Case Study: Cincinnati Children’s Hospital
While technology can help facilities drive TAT down, Cincinnati Children’s Hospital discovered through an interventional study that long-term change will require more than mechanical intervention. Changes in workflow design, reading room requirements, and structured reporting are also helpful.
In 2012, the hospital put its theory to the test in an 180-day study. They tracked the number of radiology reports read for the emergency department and the TAT for 90 days, and then collected data on the same measures for 90 days after instituting a variety of new strategies to reduce TAT.
Cincinnati’s radiologists e-mailed the radiology chair, detailing the need for lower TAT, and providers also received daily e-mailed TAT reports with comparative data. The department increased staffing, e-mailed providers efficiency tips, and provided one-on-one efficiency training when needed.

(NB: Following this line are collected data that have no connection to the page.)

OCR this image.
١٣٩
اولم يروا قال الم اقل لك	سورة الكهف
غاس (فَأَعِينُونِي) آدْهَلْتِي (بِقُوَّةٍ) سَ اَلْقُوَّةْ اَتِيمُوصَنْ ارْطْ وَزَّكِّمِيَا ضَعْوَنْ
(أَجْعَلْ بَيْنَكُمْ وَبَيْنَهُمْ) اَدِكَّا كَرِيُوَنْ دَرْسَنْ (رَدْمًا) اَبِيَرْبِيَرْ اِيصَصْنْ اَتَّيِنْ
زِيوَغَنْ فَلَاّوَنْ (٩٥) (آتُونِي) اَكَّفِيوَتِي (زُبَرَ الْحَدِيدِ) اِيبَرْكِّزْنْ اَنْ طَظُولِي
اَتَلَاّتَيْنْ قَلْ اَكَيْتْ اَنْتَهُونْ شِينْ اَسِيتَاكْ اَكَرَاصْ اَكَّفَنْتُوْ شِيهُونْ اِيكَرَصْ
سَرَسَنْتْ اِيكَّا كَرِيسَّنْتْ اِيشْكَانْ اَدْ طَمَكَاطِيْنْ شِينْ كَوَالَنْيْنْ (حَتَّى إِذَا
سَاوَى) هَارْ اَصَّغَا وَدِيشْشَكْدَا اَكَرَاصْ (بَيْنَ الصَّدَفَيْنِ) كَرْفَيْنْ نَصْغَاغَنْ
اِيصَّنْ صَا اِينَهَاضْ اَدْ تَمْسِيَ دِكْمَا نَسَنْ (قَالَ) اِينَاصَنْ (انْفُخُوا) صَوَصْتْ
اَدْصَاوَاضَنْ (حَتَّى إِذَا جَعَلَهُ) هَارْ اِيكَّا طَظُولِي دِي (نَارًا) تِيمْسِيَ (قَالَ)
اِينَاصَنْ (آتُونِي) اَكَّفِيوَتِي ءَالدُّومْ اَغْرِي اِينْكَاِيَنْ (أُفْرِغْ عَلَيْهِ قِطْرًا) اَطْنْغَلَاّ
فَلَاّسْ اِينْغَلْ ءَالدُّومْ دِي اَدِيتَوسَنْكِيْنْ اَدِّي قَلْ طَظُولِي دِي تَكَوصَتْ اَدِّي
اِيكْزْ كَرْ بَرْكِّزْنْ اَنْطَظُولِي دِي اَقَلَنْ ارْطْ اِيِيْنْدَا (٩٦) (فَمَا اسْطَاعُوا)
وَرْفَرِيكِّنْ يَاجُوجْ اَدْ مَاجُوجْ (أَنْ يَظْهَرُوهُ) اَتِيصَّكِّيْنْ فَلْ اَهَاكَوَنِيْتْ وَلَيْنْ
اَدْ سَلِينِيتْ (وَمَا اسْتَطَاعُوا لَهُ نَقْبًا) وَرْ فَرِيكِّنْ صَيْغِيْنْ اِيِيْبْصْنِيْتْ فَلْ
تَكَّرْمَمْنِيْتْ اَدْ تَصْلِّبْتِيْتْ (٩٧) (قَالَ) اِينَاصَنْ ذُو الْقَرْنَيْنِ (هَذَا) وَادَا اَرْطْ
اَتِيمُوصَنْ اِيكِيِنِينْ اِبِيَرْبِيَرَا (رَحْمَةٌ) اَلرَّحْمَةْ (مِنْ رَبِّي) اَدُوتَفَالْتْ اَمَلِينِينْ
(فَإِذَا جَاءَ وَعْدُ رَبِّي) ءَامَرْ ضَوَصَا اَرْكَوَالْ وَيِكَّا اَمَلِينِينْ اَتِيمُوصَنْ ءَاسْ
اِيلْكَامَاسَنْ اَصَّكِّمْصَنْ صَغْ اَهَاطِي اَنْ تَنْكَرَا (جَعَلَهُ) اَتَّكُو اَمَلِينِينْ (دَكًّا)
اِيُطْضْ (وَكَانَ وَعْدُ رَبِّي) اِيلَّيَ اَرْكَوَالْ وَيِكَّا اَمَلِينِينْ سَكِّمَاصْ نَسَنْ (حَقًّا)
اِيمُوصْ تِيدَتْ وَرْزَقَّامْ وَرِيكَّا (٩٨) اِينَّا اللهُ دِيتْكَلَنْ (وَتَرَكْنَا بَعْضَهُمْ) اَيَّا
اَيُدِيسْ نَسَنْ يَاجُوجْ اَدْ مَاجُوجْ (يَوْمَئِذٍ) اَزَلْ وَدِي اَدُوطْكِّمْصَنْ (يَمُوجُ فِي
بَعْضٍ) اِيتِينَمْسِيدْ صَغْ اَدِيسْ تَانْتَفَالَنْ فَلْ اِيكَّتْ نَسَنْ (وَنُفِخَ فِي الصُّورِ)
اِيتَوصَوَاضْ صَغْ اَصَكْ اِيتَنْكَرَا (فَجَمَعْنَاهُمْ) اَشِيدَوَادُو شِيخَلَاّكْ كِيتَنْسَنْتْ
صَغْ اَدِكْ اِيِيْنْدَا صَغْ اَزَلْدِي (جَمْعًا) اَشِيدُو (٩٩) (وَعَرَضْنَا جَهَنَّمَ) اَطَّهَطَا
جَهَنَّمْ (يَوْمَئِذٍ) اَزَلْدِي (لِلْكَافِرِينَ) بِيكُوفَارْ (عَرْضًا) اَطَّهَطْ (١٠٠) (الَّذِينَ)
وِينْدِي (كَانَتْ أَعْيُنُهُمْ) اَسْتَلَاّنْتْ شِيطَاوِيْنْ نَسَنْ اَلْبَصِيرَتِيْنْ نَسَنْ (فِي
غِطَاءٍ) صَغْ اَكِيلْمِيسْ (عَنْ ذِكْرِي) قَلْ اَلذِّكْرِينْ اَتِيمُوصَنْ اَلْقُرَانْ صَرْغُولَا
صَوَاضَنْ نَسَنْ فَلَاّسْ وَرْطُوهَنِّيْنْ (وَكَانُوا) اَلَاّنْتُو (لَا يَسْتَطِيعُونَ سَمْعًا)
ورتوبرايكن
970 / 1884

After 90 days, the department reached its goal: the percentage of studies read and returned in less than 35 minutes increased from 82.2% to 92.9%. In fact, average TAT fell from 15 minutes to 10 minutes.
Overall, England said, achieving lower TAT is achievable for almost every practice, hospital, or group. It’s a step facilities must take in the pursuit of improved patient care.
“You don’t want to have a patient sitting around all day for something that you could take care of relatively soon,” he said “They’re likely to get sicker if they sit in the hospital too long.”